Two more years in prison for con man Eliyahu Weinstein

Kathleen Hopkins
@Khopkinsapp

TRENTON – The time convicted Ponzi schemer Eliyahu Weinstein of Lakewood must spend in federal prison grew to 24 years on Monday, when a federal judge tacked on an additional two years' time for additional real-estate scams and defrauding investors in Facebook's initial public stock offering.

Weinstein, 39, was already serving 22 years in federal prison for running a real-estate investment scheme that defrauded investors out of $200 million dollars.

On Monday, U.S. District Judge Joel A. Pisano sentenced Weinstein to 11 years and three months in prison for participating in additional real-estate scams, laundering the proceeds and orchestrating a fraud involving Facebook's initial public offering.

Of the sentence Pisano imposed on Monday, he ordered that all but two years be served concurrently with the 22-year term Weinstein was sentenced to on Feb. 25 for the $200 million Ponzi scheme. That brings the total time Weinstein must serve in federal prison to 24 years.

Pisano on Monday also ordered Weinstein to repay or forfeit the proceeds of the latest crimes, amounting to a total of $6.2 million.

Weinstein pleaded guilty to the new charges — conspiring to commit wire fraud, committing wire fraud while on pretrial release and money laundering — during a hearing before Pisano in Trenton on Sept. 3.

According to court documents in the latest case against Weinstein, he and his conspirators offered a pair of investors the opportunity to purchase blocks of Facebook shares prior to the social media company's initial public offering in May 2012, despite the fact that they had no access to the shares.

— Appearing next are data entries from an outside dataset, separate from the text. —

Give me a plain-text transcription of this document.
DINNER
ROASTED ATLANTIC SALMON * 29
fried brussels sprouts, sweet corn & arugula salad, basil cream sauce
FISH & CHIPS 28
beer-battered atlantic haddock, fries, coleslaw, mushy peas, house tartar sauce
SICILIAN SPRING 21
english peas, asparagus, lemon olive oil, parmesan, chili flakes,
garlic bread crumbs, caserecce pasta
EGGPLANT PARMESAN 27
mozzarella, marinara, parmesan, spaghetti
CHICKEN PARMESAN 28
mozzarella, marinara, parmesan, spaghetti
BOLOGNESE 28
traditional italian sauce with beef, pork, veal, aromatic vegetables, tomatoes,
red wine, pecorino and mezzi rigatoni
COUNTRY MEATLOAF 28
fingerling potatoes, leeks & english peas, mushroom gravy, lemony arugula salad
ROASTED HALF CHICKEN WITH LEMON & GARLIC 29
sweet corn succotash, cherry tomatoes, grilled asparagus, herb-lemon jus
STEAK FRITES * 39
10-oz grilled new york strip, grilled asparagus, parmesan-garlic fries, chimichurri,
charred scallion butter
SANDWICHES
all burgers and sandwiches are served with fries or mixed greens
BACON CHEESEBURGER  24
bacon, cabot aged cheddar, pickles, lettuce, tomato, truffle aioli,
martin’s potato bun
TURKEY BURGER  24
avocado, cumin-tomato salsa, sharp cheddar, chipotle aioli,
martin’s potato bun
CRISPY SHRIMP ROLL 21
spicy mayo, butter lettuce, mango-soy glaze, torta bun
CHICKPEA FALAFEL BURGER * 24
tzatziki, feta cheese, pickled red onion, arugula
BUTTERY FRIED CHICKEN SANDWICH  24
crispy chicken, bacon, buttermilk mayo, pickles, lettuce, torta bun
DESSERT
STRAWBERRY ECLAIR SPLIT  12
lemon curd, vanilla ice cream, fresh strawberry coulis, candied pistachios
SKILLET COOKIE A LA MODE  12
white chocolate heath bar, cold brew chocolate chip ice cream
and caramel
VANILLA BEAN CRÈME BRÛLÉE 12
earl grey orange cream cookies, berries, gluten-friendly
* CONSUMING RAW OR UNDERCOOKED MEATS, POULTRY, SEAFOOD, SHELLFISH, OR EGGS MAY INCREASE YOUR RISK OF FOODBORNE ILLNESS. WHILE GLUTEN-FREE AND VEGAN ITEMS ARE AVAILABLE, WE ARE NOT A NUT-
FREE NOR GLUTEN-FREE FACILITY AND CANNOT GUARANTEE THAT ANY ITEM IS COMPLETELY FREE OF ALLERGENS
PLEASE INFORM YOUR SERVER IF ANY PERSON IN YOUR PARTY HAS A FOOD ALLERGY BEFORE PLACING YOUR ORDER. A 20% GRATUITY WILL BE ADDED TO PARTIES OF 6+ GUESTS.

Weinstein and his conspirators falsely claimed they had buyers lined up to whom they would sell the Facebook shares at a substantial profit and that they had collateral to secure the investments, even though that collateral was worthless, according to a federal indictment handed up on April 17.

The victims wired a total of nearly $4.7 million to accounts controlled by Weinstein and his co-conspirators in February and March 2012 for blocks of Facebook shares, but the money was never used to purchase the stock, the indictment said.

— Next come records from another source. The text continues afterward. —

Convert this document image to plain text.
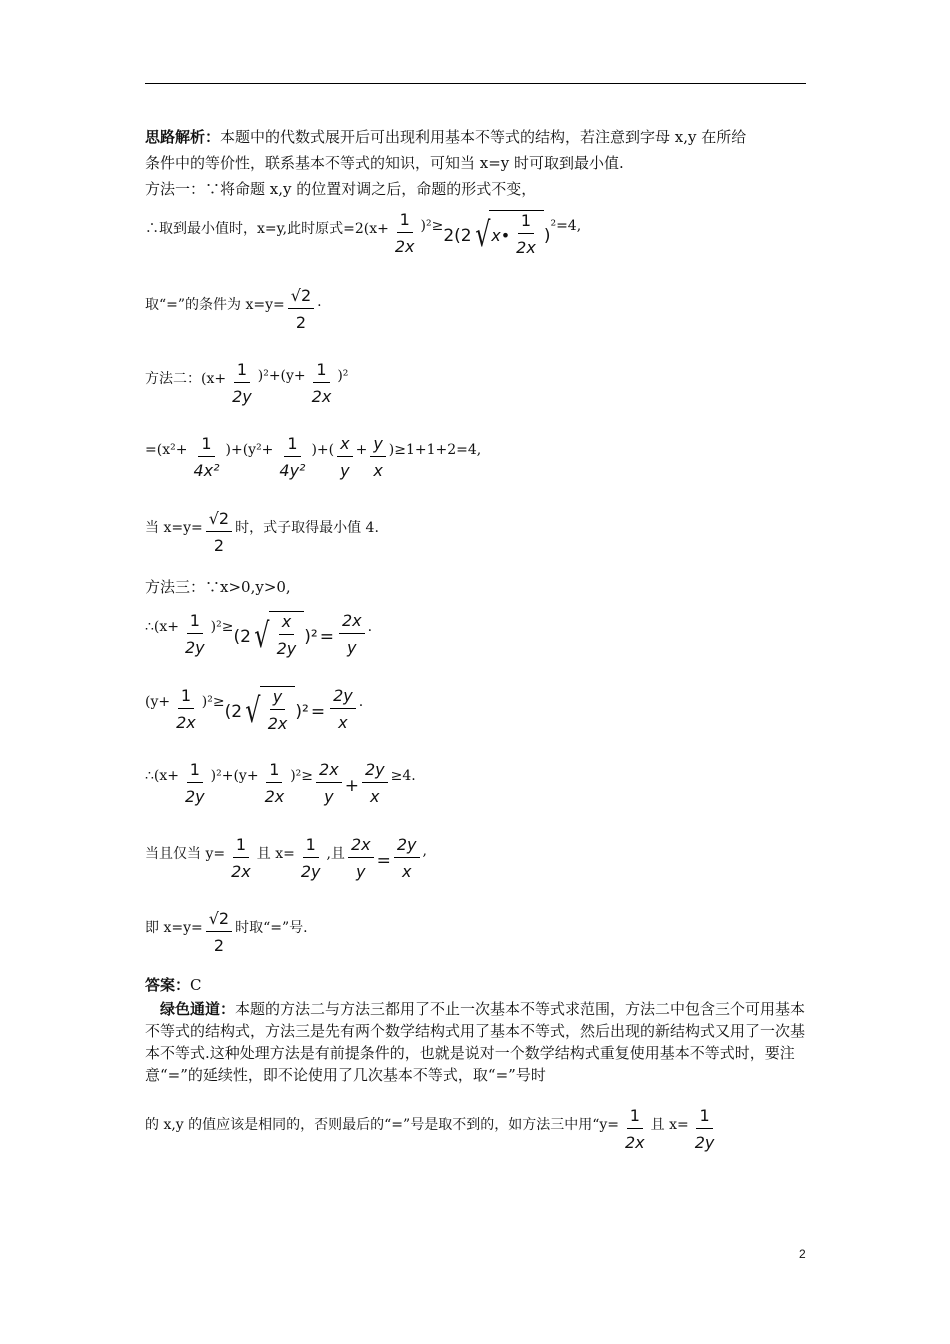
思路解析：本题中的代数式展开后可出现利用基本不等式的结构，若注意到字母 x,y 在所给
条件中的等价性，联系基本不等式的知识，可知当 x=y 时可取到最小值.
方法一：∵将命题 x,y 的位置对调之后，命题的形式不变，
∴取到最小值时，x=y,此时原式$=2(x+ \frac{1}{2x} )^2\ge 2(2$ √ x• $\frac{1}{2x}$ ) ²=4,
取“=”的条件为 $x=y= \frac{√2}{2}$ .
方法二：$(x+ \frac{1}{2y} )^2+(y+ \frac{1}{2x} )^2$
$=(x^2+ \frac{1}{\text{4x²}} )+(y^2+ \frac{1}{\text{4y²}}$ )+( $\frac{x}{y} + \frac{y}{x} )\ge 1+1+2=4$,
当 $x=y= \frac{√2}{2}$ 时，式子取得最小值 4.
方法三：∵x>0,y>0,
∴(x+ $\frac{1}{2y} )^2\ge (2$ √ $\frac{x}{2y} )^2 = \frac{2x}{y}$ .
$(y+ \frac{1}{2x} )^2\ge (2$ √ $\frac{y}{2x} )^2 = \frac{2y}{x}$ .
∴(x+ $\frac{1}{2y} )^2+(y+ \frac{1}{2x} )^2\ge \frac{2x}{y} + \frac{2y}{x} \ge 4$.
当且仅当 $y= \frac{1}{2x}$ 且 $x= \frac{1}{2y}$ ,且 $\frac{2x}{y} = \frac{2y}{x}$ ,
即 $x=y= \frac{√2}{2}$ 时取“=”号.
答案：C
绿色通道：本题的方法二与方法三都用了不止一次基本不等式求范围，方法二中包含三个可用基本不等式的结构式，方法三是先有两个数学结构式用了基本不等式，然后出现的新结构式又用了一次基本不等式.这种处理方法是有前提条件的，也就是说对一个数学结构式重复使用基本不等式时，要注意“=”的延续性，即不论使用了几次基本不等式，取“=”号时
的 x,y 的值应该是相同的，否则最后的“=”号是取不到的，如方法三中用“$y= \frac{1}{2x}$ 且 $x= \frac{1}{2y}$
2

Weinstein also was charged in the indictment with persuading the Facebook investors to invest in an apartment complex in Florida at a discounted price by telling them the property would be flipped immediately at a substantial profit. The victims wired a total of $2.8 million to an attorney trust account that was supposed to be held in escrow to purchase the property, but Weinstein and a conspirator wired out most of the money soon afterward. They gave about $1.8 million of it back to the Facebook investors, falsely claiming it represented the return of their principal and a profit on the Facebook transaction, according to the indictment.

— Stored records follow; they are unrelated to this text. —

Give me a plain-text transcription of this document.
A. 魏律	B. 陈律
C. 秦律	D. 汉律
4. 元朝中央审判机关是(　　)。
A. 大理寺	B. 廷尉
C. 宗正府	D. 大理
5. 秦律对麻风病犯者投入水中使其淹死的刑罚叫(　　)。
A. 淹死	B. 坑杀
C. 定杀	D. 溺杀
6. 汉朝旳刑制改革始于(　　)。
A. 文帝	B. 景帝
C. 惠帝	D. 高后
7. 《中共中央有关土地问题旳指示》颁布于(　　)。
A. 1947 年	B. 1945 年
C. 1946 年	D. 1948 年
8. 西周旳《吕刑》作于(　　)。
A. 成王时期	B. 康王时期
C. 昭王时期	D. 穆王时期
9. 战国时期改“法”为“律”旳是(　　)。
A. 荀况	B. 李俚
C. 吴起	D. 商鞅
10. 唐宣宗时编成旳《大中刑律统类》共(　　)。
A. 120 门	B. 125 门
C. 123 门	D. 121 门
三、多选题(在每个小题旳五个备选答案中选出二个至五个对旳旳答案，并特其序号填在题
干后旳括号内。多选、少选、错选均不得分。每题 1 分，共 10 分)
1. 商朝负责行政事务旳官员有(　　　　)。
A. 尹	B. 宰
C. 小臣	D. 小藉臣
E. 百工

A third component of the fraud involved misrepresentations to induce investment of about $1.5 million in notes on seven South Florida condominiums that Weinstein claimed were in foreclosure, although he had lost the units in a foreclosure years earlier, according to the indictment. To further the scheme, he provided the investment group with phony documents that falsely claimed the condominiums earned about $780,000 a year in rental income, the indictment said.

Throughout the scheme, Weinstein was on pretrial release in the earlier Ponzi scheme and was prohibited from engaging in any monetary transactions for more than $1,000 without the approval of a court-appointed counsel, authorities said. In the previous scheme, authorities said Weinstein used bogus deeds and mortgages and exploited the trust of the Orthodox Jewish community to bilk investors, authorities said

Two of Weinstein's conspirators in the latest case, Alex Schleider, 49, of Lakewood. and Aaron Glucksman, 41, of Brooklyn, previously pleaded guilty to charges relating to the scheme. Pisano on Dec. 8 sentenced Schleider to four years and four months in prison and three years on supervised released and ordered him to pay $613,200 in restitution and forfeit another $363,200 in criminal proceeds. Pisano sentenced Glucksman on May 5 to four years and four months in prison and three years on supervised release and ordered him to forfeit $1.2 million.

Charges against a third conspirator, Aaron Muschel, 64, of Brooklyn, N.Y. are pending.